By the time I got my two dozen hot bagels, the damnedest thing was on the television. An airplane had crashed right into the middle of a World Trade Center tower in New York, and the building was on fire. It was September 11, 2001.
I went to the office break room and put out the bagels, cream cheese, and smoked salmon. I guess I was making coffee when the second plane hit the other tower. I figured people still had to eat.
The developers were plugged into the web, and learned as much – or as little — as anyone that morning. We knew a third plane hit the Pentagon and heard the false report that a fourth had hit the White House.
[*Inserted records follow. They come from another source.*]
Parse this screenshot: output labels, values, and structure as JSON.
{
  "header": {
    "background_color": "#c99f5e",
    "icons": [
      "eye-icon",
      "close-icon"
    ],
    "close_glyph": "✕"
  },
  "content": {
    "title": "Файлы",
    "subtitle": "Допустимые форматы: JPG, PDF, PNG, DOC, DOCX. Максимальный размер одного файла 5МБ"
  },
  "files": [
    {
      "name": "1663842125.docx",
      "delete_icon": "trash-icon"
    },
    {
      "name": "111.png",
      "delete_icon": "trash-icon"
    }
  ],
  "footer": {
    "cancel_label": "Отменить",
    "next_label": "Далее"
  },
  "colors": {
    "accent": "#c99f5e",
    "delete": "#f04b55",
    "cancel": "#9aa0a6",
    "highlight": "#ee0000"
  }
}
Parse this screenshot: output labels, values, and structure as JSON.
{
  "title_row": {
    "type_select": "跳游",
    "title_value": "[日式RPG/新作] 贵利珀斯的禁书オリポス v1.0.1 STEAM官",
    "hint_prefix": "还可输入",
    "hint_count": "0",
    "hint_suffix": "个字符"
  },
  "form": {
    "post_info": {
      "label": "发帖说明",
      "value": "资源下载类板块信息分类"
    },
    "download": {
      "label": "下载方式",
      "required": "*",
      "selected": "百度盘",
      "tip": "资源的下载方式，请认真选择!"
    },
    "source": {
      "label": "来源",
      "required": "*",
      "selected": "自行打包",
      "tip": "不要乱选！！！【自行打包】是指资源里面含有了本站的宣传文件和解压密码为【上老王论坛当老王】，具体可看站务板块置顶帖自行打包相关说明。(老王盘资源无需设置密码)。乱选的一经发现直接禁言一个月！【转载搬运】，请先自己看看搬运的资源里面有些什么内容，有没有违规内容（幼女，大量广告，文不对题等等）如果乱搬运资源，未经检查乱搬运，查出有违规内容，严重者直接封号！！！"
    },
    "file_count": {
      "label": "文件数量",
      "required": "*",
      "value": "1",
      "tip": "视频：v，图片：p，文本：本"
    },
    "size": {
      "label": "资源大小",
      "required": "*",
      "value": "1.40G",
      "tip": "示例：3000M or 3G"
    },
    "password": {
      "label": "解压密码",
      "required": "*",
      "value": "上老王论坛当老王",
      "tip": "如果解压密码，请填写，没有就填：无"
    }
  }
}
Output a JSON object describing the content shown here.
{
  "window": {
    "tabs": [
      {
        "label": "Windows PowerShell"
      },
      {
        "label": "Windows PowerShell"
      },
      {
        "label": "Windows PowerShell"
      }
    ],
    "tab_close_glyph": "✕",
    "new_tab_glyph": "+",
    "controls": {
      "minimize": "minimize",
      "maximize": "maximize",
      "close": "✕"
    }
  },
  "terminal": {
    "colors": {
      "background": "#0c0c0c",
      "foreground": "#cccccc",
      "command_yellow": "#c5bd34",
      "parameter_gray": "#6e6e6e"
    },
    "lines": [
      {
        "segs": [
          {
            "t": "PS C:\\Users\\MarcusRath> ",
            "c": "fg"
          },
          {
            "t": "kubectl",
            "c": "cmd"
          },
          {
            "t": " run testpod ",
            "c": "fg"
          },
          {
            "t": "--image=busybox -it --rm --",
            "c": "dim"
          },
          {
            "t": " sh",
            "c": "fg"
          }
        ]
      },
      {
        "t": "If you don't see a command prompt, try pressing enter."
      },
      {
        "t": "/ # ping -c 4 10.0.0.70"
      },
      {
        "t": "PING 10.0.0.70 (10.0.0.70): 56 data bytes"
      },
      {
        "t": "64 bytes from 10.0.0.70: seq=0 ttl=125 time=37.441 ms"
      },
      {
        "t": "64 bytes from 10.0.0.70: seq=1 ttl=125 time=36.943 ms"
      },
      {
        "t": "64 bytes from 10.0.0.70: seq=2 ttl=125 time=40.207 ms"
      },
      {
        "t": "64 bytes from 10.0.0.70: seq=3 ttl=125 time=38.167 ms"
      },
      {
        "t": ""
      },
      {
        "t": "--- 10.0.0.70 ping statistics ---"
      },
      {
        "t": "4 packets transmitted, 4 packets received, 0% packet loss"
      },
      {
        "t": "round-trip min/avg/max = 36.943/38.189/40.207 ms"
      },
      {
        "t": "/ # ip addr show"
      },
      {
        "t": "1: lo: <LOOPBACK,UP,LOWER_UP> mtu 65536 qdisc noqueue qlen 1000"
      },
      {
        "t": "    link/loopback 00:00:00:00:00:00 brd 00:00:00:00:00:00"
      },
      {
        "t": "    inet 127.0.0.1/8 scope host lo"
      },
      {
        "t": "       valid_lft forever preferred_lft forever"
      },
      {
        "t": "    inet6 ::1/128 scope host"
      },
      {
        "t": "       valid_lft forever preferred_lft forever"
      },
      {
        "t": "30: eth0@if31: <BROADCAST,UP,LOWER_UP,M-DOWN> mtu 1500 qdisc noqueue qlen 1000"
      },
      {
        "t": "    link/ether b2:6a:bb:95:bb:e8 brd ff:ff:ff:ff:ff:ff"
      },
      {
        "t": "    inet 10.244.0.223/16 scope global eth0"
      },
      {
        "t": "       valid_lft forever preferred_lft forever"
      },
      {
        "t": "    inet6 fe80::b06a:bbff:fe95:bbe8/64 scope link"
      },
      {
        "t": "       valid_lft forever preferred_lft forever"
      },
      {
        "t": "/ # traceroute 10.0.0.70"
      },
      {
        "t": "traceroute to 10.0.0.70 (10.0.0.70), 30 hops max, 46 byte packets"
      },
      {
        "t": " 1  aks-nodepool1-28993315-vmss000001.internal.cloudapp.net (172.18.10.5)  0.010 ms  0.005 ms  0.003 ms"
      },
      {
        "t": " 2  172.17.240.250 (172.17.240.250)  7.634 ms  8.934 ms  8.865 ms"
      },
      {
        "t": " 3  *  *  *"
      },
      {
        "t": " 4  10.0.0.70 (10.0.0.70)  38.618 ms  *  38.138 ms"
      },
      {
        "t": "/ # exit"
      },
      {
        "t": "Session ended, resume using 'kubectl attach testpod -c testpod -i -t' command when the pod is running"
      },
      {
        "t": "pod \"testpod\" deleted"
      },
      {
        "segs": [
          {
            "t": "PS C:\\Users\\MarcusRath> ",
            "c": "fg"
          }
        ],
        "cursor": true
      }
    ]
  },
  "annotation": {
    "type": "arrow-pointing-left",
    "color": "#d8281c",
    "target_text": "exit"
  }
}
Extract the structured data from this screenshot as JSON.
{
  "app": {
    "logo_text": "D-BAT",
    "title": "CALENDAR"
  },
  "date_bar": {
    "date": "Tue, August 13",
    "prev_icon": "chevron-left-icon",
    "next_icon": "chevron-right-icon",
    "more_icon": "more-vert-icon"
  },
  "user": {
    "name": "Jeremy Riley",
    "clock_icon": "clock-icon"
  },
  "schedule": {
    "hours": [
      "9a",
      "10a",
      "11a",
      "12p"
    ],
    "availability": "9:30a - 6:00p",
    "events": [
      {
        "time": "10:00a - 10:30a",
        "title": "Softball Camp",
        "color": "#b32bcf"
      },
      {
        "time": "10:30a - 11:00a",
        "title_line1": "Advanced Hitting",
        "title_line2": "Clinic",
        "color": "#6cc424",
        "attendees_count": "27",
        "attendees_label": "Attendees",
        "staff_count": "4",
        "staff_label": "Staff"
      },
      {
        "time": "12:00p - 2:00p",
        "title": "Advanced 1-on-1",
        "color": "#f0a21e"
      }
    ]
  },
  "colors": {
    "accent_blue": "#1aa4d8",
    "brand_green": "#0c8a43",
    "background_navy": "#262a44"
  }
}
There was a rumor that a plane had hit the Capitol, but we were two blocks away and would have heard that.
I scanned the radio, but the news stations were clueless. I heard some good eyewitness reporting from New York over Pacifica, which I hadn’t expected. I put it on the telephone intercom and went through the office, turning intercoms on for some, off for people who had already heard enough.
I called the boss, got the word to send folks home, and surfed up reports on school systems and Metro. The Red Line at Union Station was shut down until early afternoon. Phones at schools were busy; cell phone systems overloaded. I negotiated some car-pool rides for those suburban commuters game enough to try the roads, shut the center down, and walked home.
It was a quiet walk. There wasn’t a plane in the sky. All civilian aircraft were grounded. I kept the radio off and waited for the Wednesday paper.
Versions of this item were posted on September 11, 2008 and September 10, 2007.